When Elizabeth López learned that her uncle Jesse Musquez, ’73 Math, had completed his degree but never walked in Commencement, she asked why. As an undergraduate graduation evaluator at San Jose State’s Office of the Registrar, she knew how important it is for college students to celebrate their graduation.
“Everyone should have the opportunity to participate in graduation,” López said. “It’s a celebration of a big achievement, and I thought he would enjoy being a part of it.”
Back in 1973, Musquez was a young father of two, with a third on the way. As a Vietnam veteran, Musquez had already overcome significant obstacles in pursuing his education. When he was a young child, his family had worked for the automotive industry in Michigan before moving out west to pick apricots, cotton and grapes in the Valley of Heart’s Delight.
Determined to be the first in his family to complete a college degree, Musquez put himself through school on the G.I. Bill and worked full-time to support his wife and children. Just as he was completing the final requirements for graduation, his sister-in-law passed away unexpectedly, leaving three small children. Instead of donning his cap and gown, Musquez, along with his wife and his in-laws, focused on providing care for their family—a consistent theme throughout his life.

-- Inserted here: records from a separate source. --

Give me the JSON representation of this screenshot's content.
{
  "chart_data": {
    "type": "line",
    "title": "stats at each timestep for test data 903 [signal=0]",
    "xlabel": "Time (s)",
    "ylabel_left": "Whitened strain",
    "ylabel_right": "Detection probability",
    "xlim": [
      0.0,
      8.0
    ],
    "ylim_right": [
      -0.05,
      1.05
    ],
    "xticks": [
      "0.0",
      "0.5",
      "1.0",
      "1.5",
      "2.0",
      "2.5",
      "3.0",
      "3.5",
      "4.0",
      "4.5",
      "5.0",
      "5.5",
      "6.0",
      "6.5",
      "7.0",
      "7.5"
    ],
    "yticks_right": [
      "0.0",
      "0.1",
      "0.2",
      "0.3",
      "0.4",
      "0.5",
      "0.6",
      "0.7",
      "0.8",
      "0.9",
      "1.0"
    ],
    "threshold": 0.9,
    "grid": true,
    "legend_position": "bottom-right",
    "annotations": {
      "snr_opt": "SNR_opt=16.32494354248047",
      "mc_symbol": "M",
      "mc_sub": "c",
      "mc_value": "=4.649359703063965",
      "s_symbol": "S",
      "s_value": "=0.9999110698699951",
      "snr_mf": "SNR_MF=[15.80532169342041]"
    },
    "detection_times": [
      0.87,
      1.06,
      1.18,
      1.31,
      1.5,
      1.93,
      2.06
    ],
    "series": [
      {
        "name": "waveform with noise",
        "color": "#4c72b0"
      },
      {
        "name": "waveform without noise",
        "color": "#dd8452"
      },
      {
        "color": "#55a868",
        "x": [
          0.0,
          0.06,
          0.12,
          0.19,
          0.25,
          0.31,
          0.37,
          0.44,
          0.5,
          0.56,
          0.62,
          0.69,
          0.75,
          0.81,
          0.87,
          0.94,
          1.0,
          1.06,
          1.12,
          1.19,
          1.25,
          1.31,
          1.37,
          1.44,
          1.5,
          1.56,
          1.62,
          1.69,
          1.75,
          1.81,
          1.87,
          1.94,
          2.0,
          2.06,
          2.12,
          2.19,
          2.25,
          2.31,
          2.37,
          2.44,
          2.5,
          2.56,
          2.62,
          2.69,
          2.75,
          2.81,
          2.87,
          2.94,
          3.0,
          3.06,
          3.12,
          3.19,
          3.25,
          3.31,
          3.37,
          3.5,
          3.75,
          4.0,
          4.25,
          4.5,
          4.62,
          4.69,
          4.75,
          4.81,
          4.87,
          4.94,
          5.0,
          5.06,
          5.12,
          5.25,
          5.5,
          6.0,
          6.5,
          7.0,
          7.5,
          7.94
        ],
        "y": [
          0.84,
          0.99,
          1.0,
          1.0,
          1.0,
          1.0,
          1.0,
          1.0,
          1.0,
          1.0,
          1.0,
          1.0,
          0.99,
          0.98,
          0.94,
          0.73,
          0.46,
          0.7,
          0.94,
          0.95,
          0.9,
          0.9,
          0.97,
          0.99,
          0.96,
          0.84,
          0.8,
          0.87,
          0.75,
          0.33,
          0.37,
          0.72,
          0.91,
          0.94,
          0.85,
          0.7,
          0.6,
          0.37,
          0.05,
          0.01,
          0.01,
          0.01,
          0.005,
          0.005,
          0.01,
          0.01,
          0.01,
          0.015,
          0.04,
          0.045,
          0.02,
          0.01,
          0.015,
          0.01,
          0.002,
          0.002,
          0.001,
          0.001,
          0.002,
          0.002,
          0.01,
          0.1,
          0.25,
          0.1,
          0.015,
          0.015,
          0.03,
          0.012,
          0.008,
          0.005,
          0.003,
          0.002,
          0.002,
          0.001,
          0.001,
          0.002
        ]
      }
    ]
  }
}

When she heard this story, López felt moved to do something. She investigated what it would take to bring her uncle to CEFCU Stadium on May 27 in cap and gown.
Achieving the American Dream
“My father is a fantastic example of someone who came from very simple means and has accomplished so much. He is an example of the American dream,” said Musquez’s daughter Anna Martorana, ’99 Molecular Biology.
Musquez, age 73, had originally pursued math as a pathway to coding, though at the time that he graduated, there weren’t any jobs in the field. Instead he chose a career in electronics, working for several years for Fairchild Semiconductor before entering international sales.
“For being someone who picked cotton and worked in the fields to graduating from San Jose State, it’s been a long journey,” Musquez said.
Throughout his successful career, the focus has always been on family. It’s no surprise that he’ll be surrounded by 15 family members on the big day, many of them flying in from out of town.
“My dad is so much about everyone else in the family,” said Martorana, who attended San Jose State as a young parent herself and now works for Novartis Pharmaceuticals. “He is the foundation of the family but he is often in the background. We’re thrilled to get this opportunity to recognize him and what he’s accomplished.”
When he went to pick up his cap and gown, surrounded by graduates of the Class of 2017, he says the excitement was palpable.
“It’s going to be fun to put on a gown and sit there with all these young people,” he said. “When I went to get my gown, you could feel the energy of all the students. You can feel their hard work and you can sense that their families have done the work to get them where they’re at. I’m happy to do this.”